In his 1938 Haripura Presidential Address: “The first step in national reconstruction will be the eradication of poverty... This will require the scientific reorganisation of our agricultural and industrial life... I am a firm believer in the social ownership and control of both production and distribution.”
He inaugurated the National Planning Committee and argued for the development of heavy industries alongside the abolition of landlordism.
On the social dimension, Bose’s vision was unambiguous. His 1941 thesis envisioned a state that guaranteed “freedom for the individual in the matter of religious worship... equal rights for every individual... [and] linguistic and cultural autonomy for all sections of the Indian community.”

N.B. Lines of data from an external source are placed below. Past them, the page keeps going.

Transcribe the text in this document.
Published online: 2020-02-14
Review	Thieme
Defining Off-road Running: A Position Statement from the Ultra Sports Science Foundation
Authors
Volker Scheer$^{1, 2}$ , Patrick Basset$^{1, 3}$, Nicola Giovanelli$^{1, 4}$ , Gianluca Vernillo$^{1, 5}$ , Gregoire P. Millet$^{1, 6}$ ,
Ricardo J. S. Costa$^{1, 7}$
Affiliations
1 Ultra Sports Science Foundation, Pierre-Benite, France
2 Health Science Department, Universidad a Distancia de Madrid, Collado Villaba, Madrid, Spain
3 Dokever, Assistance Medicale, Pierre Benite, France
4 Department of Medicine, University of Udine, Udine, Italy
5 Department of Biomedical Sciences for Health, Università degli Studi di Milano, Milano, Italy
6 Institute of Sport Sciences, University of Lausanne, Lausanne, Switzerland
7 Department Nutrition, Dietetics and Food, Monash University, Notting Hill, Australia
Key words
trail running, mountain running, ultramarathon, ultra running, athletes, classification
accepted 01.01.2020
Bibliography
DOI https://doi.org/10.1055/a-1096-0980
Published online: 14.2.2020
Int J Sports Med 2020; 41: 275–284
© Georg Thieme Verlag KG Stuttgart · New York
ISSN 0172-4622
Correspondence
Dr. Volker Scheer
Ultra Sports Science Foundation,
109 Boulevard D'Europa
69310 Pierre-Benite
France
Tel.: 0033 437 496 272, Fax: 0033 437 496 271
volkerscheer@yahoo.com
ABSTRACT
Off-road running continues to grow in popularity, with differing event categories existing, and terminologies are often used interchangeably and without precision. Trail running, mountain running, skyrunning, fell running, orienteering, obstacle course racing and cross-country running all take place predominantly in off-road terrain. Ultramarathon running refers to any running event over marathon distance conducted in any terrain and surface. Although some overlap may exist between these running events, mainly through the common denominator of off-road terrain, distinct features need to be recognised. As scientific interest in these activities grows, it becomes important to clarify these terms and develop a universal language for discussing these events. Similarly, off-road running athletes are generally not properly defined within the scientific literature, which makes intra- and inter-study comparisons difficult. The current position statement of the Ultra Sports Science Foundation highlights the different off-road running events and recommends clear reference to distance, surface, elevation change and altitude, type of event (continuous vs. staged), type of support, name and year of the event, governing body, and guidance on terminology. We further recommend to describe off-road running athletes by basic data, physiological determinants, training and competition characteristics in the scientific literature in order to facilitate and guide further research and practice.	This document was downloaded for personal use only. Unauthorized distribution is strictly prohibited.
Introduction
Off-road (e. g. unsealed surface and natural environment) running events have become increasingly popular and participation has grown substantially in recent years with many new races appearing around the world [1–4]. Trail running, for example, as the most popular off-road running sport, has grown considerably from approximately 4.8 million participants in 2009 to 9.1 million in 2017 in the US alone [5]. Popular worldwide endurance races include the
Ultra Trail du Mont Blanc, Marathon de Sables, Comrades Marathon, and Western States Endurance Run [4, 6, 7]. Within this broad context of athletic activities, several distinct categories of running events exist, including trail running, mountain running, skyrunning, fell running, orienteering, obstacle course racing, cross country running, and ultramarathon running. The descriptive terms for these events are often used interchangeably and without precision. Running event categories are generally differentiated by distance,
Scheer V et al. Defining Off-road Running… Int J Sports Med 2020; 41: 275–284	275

Bose also became convinced that a fractured, impoverished India could not afford slow-moving, decentralised democracy during reconstruction. In The Indian Struggle (1934), he wrote: “It will be a Government of a strong Adarsha Sangh... which will have a strong Central Government with full powers for the period of reconstruction... a Federal Government for India but a strong Central Government with a certain amount of authoritarianism for a period of time.” The phrase “for a period of time” is significant — Bose was drawing on the then-popular concept of a phased transition that would ultimately return power to the people.
By 1944, in his address to Tokyo University students, he made the case explicitly: “If we are to have an economic structure of a socialistic character, then it follows that the political system must be such as to be able to carry out that economic programme in the best possible way. You cannot have a so-called democratic system, if that system has to put through economic reforms on a socialistic basis... we must have a political system - a State - of an authoritarian character, which will work as an organ, or as the servant of the masses, and not of a clique or of a few rich individuals.”
It must be noted that Bose was living in an era when authoritarianism had caught the imagination of many nations, from Nazi Germany, Imperial Japan, Soviet Russia, Kemalist Turkey, all of whom had undergone massive economic and cultural changes under centralised rule. Bose, like many of his contemporaries, found refuge in these ideas. Political theories, however, must be evaluated in the light of their times. Modern rights-based societies should rightfully question the prudence of and resist an appeal to authoritarianism as a shortcut solution to structural problems.